To find the derivative of such functions, log differentiation, a powerful tool, simplifies the process significantly, especially when composite functions are involved.

The chain rule is an essential differentiation technique when dealing with composite functions. It allows us to differentiate functions nested within one another. The chain rule states: if you have a function \( f(g(x)) \), then the derivative is \( f'(g(x)) \times g'(x) \).
In the exercise, the exponent of our function \( y = 5^{- ext{cos}(2t)} \) is the composite function \(- ext{cos}(2t)\). To differentiate this, we need the chain rule because it consists of a cosine function of \(2t\).
Here’s how it applies: first, differentiate \(- ext{cos}(2t)\), giving \(2\sin(2t)\). This step is crucial parallel to applying the chain rule, which breaks down the differentiation process into manageable steps.
Understanding the chain rule unlocks the ability to tackle various complex functions by breaking them down into simpler parts.

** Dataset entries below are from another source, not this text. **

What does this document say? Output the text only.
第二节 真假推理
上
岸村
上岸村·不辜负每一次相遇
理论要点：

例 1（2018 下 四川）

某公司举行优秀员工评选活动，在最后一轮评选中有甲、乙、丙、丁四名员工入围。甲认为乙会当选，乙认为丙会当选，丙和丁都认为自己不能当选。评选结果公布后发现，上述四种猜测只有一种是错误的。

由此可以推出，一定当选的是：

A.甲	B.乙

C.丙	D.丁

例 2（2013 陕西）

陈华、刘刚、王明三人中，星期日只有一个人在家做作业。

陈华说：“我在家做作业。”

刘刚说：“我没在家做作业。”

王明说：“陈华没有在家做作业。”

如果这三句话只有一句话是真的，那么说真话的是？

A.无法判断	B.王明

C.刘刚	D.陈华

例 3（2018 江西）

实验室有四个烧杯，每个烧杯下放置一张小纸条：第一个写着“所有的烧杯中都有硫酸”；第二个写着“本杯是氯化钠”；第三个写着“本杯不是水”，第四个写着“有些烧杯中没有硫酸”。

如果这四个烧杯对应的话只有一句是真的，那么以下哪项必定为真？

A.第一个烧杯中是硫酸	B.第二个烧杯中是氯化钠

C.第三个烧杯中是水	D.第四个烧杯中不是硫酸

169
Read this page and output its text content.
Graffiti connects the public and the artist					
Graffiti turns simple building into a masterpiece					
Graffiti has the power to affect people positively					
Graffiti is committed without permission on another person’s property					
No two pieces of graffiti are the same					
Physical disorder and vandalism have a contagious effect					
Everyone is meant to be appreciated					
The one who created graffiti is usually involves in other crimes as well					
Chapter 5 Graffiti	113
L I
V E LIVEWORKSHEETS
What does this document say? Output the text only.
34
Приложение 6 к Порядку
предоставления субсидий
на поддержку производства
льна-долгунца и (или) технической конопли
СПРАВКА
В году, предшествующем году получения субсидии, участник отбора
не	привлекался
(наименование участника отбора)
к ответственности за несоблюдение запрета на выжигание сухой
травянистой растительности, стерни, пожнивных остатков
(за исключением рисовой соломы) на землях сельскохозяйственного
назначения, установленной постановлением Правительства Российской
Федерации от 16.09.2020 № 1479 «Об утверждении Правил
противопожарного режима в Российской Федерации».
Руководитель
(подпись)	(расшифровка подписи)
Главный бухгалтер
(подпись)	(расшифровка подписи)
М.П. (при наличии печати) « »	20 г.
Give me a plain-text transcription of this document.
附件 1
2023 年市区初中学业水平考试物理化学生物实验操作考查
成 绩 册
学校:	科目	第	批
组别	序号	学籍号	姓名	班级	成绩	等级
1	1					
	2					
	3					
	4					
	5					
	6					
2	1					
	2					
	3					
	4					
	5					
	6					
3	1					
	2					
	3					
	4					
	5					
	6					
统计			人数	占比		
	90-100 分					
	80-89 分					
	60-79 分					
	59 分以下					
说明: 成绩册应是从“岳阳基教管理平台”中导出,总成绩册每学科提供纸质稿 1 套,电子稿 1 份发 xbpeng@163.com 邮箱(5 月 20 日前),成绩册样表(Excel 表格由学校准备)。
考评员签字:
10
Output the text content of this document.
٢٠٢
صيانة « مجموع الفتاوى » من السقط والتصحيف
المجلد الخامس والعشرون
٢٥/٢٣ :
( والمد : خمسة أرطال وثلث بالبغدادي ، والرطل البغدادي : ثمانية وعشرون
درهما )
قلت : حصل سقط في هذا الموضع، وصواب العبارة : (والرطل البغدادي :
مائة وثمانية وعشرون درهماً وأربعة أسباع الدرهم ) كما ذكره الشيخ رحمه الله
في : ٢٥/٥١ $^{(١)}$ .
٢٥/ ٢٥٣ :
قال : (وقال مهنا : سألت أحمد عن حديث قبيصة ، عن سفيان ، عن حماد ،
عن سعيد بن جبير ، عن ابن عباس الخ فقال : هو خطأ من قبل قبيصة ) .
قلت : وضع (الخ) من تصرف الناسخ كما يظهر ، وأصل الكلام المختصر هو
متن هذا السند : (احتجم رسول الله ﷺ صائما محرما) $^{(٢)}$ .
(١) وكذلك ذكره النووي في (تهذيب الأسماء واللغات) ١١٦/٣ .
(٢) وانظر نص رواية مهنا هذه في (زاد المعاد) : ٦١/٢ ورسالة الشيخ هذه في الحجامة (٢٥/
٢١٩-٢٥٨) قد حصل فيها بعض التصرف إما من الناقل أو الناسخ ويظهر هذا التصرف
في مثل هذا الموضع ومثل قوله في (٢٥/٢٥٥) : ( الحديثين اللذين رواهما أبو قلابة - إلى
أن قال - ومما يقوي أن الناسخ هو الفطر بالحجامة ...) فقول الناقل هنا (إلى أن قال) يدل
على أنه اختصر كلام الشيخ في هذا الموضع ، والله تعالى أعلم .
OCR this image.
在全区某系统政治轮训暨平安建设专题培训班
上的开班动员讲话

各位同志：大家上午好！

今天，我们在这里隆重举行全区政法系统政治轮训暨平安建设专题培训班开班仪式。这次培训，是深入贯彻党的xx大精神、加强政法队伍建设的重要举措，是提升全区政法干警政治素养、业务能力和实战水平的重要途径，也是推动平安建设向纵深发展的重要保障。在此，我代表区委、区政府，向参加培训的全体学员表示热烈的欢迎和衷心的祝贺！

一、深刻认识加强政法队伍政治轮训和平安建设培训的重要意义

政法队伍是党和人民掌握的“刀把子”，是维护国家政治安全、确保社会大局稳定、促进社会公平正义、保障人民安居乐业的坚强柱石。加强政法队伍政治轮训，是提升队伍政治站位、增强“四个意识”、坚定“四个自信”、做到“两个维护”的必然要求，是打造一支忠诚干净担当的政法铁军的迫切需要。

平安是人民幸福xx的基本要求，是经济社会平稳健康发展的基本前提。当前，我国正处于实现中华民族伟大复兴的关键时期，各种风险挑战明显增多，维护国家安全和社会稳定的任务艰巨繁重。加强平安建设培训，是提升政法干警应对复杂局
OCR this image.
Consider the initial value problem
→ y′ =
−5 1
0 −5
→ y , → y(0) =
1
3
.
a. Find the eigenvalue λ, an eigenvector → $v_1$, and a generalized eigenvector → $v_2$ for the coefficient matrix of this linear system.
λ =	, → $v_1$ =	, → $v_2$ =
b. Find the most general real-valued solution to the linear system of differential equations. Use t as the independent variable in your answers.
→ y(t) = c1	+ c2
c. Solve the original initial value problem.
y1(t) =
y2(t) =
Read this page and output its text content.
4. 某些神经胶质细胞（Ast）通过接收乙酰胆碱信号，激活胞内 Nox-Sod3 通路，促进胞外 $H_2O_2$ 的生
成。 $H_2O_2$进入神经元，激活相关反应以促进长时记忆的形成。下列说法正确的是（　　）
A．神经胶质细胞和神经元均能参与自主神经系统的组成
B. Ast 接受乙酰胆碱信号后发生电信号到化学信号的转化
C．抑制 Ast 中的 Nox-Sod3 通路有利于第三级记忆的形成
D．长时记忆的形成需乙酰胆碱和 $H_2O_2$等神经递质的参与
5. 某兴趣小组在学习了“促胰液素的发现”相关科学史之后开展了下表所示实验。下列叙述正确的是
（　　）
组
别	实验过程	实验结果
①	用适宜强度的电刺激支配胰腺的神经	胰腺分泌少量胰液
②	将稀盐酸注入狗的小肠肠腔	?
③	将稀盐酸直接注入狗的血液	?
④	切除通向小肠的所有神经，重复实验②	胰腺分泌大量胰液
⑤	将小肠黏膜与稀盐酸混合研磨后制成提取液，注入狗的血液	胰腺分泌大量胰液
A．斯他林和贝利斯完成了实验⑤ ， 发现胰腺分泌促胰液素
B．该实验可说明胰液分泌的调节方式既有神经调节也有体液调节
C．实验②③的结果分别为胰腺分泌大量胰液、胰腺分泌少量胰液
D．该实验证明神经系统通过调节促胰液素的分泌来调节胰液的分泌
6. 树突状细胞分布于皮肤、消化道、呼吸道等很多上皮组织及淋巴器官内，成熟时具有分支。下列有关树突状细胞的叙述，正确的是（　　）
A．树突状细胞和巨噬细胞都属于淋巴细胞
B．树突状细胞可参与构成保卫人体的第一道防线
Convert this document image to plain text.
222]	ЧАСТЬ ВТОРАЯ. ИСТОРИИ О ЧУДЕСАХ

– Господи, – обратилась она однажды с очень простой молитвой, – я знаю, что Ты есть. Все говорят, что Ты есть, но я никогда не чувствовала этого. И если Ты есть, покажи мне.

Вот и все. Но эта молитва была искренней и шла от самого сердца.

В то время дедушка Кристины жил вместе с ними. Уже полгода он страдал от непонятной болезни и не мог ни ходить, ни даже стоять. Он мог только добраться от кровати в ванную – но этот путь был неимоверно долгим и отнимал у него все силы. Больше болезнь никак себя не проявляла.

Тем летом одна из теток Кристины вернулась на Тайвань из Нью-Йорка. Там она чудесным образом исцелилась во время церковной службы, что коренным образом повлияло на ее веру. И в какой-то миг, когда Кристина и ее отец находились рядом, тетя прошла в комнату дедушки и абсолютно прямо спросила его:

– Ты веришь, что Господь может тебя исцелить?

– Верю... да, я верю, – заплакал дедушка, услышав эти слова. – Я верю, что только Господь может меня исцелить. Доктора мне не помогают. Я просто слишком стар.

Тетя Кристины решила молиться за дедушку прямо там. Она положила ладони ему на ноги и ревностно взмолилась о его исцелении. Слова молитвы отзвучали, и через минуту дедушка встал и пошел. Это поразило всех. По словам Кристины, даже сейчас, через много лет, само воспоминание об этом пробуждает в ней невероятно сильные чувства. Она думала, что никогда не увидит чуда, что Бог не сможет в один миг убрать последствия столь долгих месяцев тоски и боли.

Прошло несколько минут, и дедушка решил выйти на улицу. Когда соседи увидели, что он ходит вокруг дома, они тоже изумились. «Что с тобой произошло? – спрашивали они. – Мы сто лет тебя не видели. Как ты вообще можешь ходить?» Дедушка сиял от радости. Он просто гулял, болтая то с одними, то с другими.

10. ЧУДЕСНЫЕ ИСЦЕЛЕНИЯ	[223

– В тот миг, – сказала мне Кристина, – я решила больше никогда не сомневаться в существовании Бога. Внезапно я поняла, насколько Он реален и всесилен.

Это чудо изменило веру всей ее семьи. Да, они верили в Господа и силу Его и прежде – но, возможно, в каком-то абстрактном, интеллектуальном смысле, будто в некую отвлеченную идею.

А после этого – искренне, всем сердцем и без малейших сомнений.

Trigonometric differentiation involves finding the derivatives of trigonometric functions such as sine, cosine, and tangent. Trigonometric functions appear frequently in calculus, particularly in problems involving oscillatory behavior, such as waves.
In our problem, we need to differentiate \(-\text{cos}(2t)\), which is our exponent in the exponential function. The derivative of \(\cos(2t)\) is \(-\sin(2t)\), but due to the chain rule and constant multiplication, the derivative becomes \(2\sin(2t)\).
Key derivatives to remember in trigonometric differentiation include:

• \( \frac{d}{dx}[\sin(x)] = \cos(x) \)
• \( \frac{d}{dx}[\cos(x)] = -\sin(x) \)
• \( \frac{d}{dx}[\tan(x)] = \sec^2(x) \)

These rules and proper application of the chain rule, as seen in the exercise, help evaluate the derivatives of trigonometric expressions effectively in various contexts.